Mais en ces temps de pénuries budgétaires qu’importe la cohérence d’un projet et la réalité de l’ancrage d’un théâtre dans un quartier populaire, quand les ronds-de-cuir du ministère de la Culture décident « de repenser l’offre théâtrale à Paris ». Ce fut du moins, l’argument avancé pour ne pas renouveler le contrat de la directrice du TEP.

Certes, les directeurs des théâtres publics ne sont pas inamovibles, et on peut imaginer que les princes qui gouvernent le théâtre veuillent éventuellement « renouveler l’offre artistique » . Catherine Anne le sait bien et l’accepte, mais la question qui se pose aujourd’hui est : qui et quoi pour le TEP demain ? et l’on voit bien que la question est sérieuse et dépasse le destin de sa directrice actuelle. Il s’agit en effet de l’existence d’une scène, d’un foyer artistique. En dépit de rumeurs selon lesquelles le TARMAC de la Villette, dédié à la francophonie s’y installerait, nul ne sait pour le moment à quelle sauce sera accommodé ce théâtre dont le sigle, le TEP, reste attaché aux premières et belles heures du théâtre public à Paris. Que ce soit dans un quartier populaire n’est évidemment pas indifférent.

Face à l’incertitude, Catherine Anne, dont le contrat devait s’achever le 31 décembre prochain, s’est battue et obtenu du ministre de la Culture, de rester jusqu’au mois de juin 2011, afin de pouvoir offrir aux spectateurs une véritable saison.
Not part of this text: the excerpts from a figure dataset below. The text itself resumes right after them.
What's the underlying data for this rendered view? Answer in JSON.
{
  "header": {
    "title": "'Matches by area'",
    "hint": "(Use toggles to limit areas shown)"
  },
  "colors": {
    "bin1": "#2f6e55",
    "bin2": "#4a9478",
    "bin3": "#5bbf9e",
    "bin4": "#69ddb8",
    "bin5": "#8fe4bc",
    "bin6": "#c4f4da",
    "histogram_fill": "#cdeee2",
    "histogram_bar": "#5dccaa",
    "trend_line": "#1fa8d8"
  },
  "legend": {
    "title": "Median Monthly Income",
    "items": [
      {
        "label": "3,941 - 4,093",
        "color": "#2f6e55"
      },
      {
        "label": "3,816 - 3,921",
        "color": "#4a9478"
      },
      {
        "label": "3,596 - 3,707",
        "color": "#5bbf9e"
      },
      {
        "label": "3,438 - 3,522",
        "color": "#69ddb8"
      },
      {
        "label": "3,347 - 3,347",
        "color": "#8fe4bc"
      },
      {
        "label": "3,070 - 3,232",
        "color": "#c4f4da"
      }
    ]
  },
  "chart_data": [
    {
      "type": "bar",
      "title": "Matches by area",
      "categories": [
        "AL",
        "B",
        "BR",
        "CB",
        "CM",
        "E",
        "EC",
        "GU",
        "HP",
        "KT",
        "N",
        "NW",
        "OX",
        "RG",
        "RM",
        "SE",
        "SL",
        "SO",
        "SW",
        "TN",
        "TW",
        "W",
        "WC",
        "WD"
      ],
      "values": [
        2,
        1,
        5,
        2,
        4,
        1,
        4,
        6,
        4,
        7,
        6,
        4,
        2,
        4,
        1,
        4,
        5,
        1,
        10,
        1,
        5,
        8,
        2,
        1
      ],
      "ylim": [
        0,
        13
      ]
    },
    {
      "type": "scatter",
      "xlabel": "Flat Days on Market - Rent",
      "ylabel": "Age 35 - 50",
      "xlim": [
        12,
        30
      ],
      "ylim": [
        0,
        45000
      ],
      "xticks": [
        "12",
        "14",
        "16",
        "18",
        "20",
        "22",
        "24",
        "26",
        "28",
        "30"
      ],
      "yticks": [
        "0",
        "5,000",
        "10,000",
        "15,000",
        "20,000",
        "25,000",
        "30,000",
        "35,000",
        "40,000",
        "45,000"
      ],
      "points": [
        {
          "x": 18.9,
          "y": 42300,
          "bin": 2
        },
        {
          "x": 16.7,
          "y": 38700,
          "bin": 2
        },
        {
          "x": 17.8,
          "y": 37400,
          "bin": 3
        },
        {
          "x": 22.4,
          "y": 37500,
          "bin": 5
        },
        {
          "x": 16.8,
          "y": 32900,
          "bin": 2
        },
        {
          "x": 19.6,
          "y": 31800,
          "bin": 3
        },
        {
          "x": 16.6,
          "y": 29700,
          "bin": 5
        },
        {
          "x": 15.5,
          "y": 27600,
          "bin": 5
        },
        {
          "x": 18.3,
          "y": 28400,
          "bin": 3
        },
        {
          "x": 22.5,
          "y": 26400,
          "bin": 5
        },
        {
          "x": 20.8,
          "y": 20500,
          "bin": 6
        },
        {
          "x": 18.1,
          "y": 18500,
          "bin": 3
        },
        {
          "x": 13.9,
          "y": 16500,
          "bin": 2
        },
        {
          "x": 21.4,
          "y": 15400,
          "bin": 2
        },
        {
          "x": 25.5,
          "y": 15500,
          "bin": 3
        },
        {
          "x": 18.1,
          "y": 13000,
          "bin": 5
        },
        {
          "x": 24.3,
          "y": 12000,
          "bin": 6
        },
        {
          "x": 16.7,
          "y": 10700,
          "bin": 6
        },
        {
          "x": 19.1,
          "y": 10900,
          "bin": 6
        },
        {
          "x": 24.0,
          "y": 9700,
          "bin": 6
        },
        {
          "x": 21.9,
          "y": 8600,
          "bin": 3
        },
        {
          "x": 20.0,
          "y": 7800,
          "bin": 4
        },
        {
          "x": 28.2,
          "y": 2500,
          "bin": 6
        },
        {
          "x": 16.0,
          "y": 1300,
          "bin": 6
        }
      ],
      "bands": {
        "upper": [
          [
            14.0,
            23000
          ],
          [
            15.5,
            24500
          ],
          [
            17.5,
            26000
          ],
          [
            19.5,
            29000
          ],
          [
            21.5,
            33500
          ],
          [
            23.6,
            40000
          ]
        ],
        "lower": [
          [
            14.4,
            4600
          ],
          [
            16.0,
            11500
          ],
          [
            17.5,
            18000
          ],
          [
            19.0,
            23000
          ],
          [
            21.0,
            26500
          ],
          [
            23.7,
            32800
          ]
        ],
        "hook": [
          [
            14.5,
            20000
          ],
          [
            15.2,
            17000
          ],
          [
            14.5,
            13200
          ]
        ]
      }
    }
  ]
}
Elle commencera en octobre, et comme tous les petits derniers, sera la plus belle. Elle sera comme toujours au TEP, conjuguée au présent avec des auteurs vivants. S’y croiseront les créations et les spectacles invités ; on y retrouvera l’équipe de comédiens maison, Fabienne Lucchetti, Stéphanie Rongeot, Thierry Belnet. En solo ou en équipe, ils seront les passeurs d’auteurs que les maux de notre société préoccupent. Au total une douzaine de spectacles pour écouter le monde comme il grince, rit ou rêve. Parmi ceux-ci, Une famille ordinaire de José Pliya qui de Hambourg au Rwanda, raconte comment un citoyen ordinaire peut devenir un bourreau sans passion. Avec 2084, Philippe Dorin, lui, projettera petits et grands dans un futur de mutants, hier encore imprévisible, tandis que Maud Hufnagel s’emparera du très beau texte de Suzanne Lebeau, pour nous raconter la singulière histoire de Petit Pierre qui a passé toute sa vie à construire un fabuleux manège, aujourd’hui bijou de l’art brut et à travers lequel, c’est tout le XXe siècle avec ses exploits et ses fracas, qui se dévoile, et que nous restitue Maud Hufnagel avec son magnifique théâtre d’objets et d’images.